重構解析器代碼以避免借用檢查問題

Question

重構此解析器代碼以避免借用檢查問題的最佳方法是什麼？

pub type Token=u8; 
pub trait Stream { 
    type Item; 
    fn next(&mut self) -> Option<&Self::Item>; 
    fn peek(&mut self) -> Option<&Self::Item>; 
} 

#[derive(Clone)] 
pub struct Parser { 
    input: Vec<Token>, 
    position: usize, 
} 

pub type ParseError = String; 
pub type ParseResult<T> = Result<T, ParseError>; 

impl Stream for Parser { 
    type Item = Token; 

    fn next(&mut self) -> Option<&Token> { 
     let token = self.input.get(self.position); 
     self.position += 1; 
     token 
    } 

    fn peek(&mut self) -> Option<&Token> { 
     self.input.get(self.position + 1) 
    } 
} 

fn parse_expr(stream: &mut Parser) -> ParseResult<()> { 
    match stream.peek() { // ~~ borrowed stream here 
     None => Err(String::from("No more tokens")), 
     Some(t) => match t { 
      &0 => parse_number_literal(stream), // ~~ and here 
      &1 => panic!("parse string"), 
      &2 => panic!("parse character"), 
      _ => Err(String::from("Unexpected Token")), 
     } 
    } 
} 

fn parse_number_literal(stream: &mut Parser) -> ParseResult<()> { 
    let token = stream.next(); 
    Ok(()) 
} 

fn main(){} 

編譯器的投訴約cannot borrow *流as mutable more than once at a time。閱讀其他stackoverflow問題只回答爲什麼發生這個問題，但不是如何解決問題。

Answer 1

您的peek功能不需要&mut self，只使用&self將完全解決您的錯誤，併爲您提供cannot borrow *stream as mutable because it is also borrowed as immutable。無論如何，避免mut不需要時更好。

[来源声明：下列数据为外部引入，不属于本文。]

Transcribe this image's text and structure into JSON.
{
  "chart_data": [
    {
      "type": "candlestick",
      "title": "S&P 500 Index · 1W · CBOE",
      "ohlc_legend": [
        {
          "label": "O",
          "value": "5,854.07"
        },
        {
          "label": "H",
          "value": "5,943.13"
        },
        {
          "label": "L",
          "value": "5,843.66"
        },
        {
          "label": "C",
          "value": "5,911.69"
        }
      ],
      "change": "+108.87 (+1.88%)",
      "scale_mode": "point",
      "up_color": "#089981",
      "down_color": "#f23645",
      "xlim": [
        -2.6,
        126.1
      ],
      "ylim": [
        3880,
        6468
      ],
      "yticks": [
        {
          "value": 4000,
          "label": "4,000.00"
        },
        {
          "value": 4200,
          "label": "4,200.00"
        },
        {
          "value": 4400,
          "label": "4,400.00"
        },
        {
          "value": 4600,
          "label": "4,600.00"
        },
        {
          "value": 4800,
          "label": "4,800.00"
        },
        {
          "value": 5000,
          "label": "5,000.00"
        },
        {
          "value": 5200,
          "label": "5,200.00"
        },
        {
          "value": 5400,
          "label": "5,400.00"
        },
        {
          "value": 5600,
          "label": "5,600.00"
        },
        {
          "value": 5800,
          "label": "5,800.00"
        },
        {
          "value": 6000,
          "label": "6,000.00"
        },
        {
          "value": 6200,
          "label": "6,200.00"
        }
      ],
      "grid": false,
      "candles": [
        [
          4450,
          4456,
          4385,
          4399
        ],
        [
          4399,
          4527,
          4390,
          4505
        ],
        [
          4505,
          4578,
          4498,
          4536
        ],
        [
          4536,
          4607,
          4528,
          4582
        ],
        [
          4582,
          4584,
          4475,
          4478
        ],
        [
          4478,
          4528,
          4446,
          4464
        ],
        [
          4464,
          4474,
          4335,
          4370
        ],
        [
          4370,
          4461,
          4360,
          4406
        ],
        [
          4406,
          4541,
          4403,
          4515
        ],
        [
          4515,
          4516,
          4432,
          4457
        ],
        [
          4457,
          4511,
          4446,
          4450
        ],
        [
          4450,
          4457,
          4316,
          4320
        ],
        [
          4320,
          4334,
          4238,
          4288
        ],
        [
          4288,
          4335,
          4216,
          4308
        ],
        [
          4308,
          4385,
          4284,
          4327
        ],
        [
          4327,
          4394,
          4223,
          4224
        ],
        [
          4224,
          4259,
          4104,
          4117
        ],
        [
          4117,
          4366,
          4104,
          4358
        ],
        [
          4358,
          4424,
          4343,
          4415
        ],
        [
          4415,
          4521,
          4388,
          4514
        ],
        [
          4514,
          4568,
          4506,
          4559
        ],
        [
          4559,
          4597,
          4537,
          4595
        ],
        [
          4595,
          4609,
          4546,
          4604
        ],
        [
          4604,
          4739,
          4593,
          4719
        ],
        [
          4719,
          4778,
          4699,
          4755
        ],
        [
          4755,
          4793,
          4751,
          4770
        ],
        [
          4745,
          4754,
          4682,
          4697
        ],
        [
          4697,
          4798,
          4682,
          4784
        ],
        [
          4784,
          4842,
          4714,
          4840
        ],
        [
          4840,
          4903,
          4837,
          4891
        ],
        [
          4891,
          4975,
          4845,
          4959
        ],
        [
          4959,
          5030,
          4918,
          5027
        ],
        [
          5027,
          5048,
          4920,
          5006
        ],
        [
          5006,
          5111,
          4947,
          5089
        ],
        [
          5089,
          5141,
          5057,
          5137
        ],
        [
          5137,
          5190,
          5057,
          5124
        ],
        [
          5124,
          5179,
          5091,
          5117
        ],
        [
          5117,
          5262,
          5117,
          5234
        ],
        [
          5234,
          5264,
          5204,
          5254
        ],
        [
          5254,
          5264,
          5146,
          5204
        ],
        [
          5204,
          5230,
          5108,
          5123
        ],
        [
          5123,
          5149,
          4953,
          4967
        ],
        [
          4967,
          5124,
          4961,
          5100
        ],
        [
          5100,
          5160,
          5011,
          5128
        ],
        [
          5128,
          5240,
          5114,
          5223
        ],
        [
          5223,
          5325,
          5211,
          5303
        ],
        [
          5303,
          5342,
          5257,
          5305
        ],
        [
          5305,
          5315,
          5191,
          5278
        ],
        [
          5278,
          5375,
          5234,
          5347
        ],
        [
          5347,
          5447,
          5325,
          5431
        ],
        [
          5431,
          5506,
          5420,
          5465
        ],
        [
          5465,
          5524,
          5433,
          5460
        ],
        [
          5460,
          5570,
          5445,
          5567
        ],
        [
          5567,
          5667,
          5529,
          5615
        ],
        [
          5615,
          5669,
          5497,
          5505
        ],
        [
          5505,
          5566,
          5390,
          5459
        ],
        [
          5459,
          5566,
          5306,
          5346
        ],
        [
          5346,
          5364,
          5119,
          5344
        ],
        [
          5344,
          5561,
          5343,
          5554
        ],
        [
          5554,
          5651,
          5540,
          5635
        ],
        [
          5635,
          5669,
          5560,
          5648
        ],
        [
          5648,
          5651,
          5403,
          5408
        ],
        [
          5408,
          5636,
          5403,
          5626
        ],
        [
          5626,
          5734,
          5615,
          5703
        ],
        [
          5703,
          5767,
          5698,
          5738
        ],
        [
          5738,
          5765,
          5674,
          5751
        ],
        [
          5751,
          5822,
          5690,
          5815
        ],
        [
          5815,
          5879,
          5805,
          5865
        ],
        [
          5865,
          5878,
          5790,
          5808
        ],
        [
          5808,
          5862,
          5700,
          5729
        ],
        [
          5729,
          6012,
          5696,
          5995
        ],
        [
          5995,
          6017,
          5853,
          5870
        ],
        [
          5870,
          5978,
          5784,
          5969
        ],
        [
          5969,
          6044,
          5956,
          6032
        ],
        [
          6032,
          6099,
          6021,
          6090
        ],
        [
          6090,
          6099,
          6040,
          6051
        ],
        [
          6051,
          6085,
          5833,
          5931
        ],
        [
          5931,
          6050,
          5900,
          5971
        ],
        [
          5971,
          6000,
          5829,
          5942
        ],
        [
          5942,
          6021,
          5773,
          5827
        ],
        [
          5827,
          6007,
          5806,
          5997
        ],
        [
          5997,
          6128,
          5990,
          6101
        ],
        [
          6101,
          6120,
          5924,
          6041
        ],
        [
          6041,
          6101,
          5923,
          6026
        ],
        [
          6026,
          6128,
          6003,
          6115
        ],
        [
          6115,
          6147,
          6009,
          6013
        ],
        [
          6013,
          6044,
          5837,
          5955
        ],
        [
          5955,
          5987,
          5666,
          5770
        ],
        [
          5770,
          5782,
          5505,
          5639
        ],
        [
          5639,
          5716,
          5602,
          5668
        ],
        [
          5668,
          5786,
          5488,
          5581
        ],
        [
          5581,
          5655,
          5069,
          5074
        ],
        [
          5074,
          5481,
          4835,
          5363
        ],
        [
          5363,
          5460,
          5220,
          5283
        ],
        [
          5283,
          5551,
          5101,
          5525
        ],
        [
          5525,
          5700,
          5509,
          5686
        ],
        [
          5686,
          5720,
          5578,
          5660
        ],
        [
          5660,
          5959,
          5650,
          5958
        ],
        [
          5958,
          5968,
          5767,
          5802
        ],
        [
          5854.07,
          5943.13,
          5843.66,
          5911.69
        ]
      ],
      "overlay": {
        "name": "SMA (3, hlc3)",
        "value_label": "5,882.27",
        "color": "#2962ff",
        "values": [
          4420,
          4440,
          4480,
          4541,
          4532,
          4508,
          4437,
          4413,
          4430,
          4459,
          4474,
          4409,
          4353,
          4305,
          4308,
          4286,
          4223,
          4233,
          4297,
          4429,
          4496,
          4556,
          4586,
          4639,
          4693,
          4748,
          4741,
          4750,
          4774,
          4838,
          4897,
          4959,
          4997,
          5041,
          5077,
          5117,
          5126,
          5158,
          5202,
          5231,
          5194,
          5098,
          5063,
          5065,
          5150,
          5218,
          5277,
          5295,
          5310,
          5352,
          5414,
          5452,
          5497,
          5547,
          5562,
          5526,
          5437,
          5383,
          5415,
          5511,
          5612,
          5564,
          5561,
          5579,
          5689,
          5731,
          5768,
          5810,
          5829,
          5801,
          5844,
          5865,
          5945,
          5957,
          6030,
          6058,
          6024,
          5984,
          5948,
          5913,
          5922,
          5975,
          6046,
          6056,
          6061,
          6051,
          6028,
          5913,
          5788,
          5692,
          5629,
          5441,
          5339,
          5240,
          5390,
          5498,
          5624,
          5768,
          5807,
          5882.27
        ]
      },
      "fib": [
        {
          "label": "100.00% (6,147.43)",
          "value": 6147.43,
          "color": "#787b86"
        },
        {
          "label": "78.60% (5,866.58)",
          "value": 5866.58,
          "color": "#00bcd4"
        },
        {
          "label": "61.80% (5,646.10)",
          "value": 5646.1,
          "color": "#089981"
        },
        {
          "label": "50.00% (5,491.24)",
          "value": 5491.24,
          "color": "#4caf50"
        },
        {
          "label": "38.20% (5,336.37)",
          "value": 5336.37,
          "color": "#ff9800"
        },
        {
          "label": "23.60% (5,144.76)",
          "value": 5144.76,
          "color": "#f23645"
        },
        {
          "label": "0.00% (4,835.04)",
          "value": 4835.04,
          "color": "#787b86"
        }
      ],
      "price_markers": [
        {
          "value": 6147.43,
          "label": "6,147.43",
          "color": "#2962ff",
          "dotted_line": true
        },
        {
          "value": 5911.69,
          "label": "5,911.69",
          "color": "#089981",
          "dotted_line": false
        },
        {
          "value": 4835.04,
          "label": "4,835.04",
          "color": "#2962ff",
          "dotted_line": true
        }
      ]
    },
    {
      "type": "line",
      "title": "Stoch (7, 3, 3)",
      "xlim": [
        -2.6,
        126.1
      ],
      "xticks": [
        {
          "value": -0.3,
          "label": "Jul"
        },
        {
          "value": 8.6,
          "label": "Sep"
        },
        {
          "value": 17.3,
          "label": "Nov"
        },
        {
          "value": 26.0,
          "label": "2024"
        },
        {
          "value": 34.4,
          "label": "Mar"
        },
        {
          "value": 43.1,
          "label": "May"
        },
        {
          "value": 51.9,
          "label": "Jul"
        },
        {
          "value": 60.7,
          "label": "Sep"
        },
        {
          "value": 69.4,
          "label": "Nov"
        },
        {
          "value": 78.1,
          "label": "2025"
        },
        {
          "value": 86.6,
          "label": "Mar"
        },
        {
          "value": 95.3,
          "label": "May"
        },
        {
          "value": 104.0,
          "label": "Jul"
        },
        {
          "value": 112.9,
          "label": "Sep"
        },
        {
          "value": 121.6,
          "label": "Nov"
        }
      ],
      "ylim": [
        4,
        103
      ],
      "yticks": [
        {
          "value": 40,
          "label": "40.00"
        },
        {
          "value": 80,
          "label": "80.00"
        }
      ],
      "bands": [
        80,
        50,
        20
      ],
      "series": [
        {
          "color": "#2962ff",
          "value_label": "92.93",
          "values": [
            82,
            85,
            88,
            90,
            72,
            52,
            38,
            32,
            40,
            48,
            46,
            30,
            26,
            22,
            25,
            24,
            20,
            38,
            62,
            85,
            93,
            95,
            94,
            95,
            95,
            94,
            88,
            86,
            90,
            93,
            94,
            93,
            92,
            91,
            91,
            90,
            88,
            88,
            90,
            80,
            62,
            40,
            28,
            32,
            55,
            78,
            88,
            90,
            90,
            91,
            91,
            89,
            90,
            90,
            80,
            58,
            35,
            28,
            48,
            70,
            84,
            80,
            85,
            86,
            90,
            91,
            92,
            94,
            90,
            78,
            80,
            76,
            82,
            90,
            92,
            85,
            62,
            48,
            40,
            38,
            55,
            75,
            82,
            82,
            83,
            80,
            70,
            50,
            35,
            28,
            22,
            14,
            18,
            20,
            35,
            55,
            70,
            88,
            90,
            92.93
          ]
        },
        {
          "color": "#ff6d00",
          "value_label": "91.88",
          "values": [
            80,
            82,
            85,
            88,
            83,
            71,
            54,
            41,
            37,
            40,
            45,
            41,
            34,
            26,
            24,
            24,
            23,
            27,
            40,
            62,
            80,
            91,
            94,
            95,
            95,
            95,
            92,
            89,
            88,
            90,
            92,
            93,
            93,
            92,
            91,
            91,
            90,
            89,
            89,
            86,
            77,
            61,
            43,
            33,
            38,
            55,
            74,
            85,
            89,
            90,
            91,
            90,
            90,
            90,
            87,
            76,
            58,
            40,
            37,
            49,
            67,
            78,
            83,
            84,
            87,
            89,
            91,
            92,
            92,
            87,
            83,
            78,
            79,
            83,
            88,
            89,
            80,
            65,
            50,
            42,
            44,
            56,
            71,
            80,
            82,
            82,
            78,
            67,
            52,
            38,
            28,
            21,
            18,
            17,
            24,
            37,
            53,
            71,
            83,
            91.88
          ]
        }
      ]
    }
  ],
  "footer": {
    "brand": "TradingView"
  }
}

你的問題是你綁定Token參考t，所以借款不會結束。你並不需要有一個多層次match，並且可以做同樣的事情

fn parse_expr(stream: &mut Parser) -> ParseResult<()> { 
    match stream.peek() { 
     None => Err(String::from("No more tokens")), 
     Some(&0) => parse_number_literal(stream), 
     Some(&1) => panic!("parse string"), 
     Some(&2) => panic!("parse character"), 
     _ => Err(String::from("Unexpected Token")), 
    } 
} 

或者你可以改變偷看

fn peek(&self) -> Option<Token> { 
    self.input.get(self.position + 1).cloned() 
} 

這不會產生借問題，但會克隆數據。